Dear Tom and Ray:
I'm looking for a vehicle to be my "vet-mobile." I'm a mobile veterinarian and am looking for a used SUV/minivan with four-wheel drive that's durable for horrible, nasty roads, lots of snow and llama spit. I have a fiberglass vet box with drawers that I would need to fit in the back -- probably with the seats out. What do you recommend in the $6,000 range? This would be my only vehicle, so I'd like something economical, with good gas mileage as well! Thanks a bunch. -- Heather
TOM: Geez, Heather. You want lots of space, four-wheel drive, flexibility, durability and good gas mileage. And you want it for $6,000. Don't you want it to massage your feet while you're driving, too??
RAY: We were with you until you got to the $6K, Heather. The almost perfect vet-mobile out there is the Honda Element. It'll be perfect once it gets side-impact air bags and improves its lousy side-impact-collision scores.
TOM: But it's got everything you want. It's got lots of flexible space in the back -- the rear seats come out.

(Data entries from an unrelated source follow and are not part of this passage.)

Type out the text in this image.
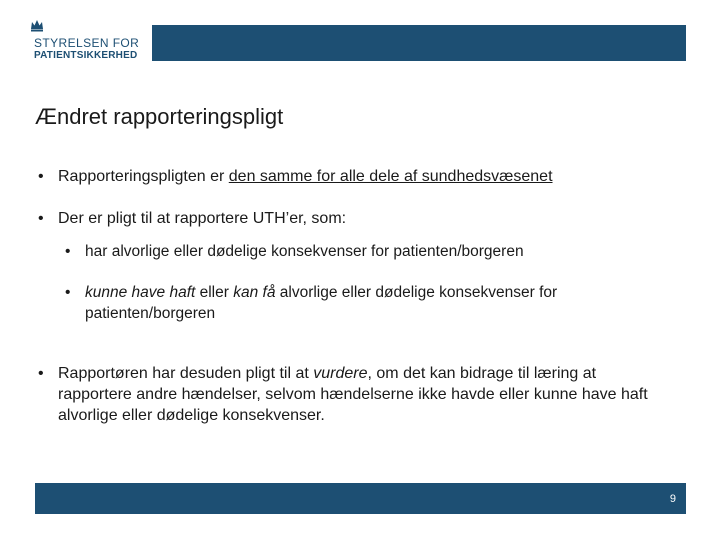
STYRELSEN FOR
PATIENTSIKKERHED
Ændret rapporteringspligt
• Rapporteringspligten er den samme for alle dele af sundhedsvæsenet
• Der er pligt til at rapportere UTH’er, som:
• har alvorlige eller dødelige konsekvenser for patienten/borgeren
• kunne have haft eller kan få alvorlige eller dødelige konsekvenser for patienten/borgeren
• Rapportøren har desuden pligt til at vurdere, om det kan bidrage til læring at rapportere andre hændelser, selvom hændelserne ikke havde eller kunne have haft alvorlige eller dødelige konsekvenser.
9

It's got optional all-wheel drive, it gets good gas mileage and it's a Honda, so it's totally reliable. And to top it off, it's got a nice, flat, rubber-covered floor in the back, which is nice and low, so old dogs and arthritic llamas can step in the side door very easily. But the Element just came out, and it's about $22 grand, brand new. It'll be years before it's available in your price range.
RAY: For $6,000, you're going to have to make some compromises. I would say the closest thing you'll get to your wish list would be an early- to mid-'90s Nissan Pathfinder or Toyota 4Runner. Those are among the most reliable vehicles of that type from that era. And they meet most of your criteria.
TOM: Another vehicle that might work for you is a Chrysler Town and Country all-wheel-drive minivan, also from the early- to mid-'90s. It won't be as reliable or as rugged, but it'll be more comfortable to drive every day.
RAY: If you could go with a somewhat smaller vehicle, you might consider a 1998 or 1999 Subaru Forrester, which has all-wheel drive and good reliability. But it's not really designed to take a pounding off-road. And because of its smaller cargo compartment, Llama Reports gave it two hooves down for head room.
TOM: Whatever you find, make sure you get your own mechanic to give it a complete physical and work-up BEFORE you buy it. You don't want to spend six grand and then have to put it to sleep a few months later, if you catch my drift, Heather. Good luck, kiddo.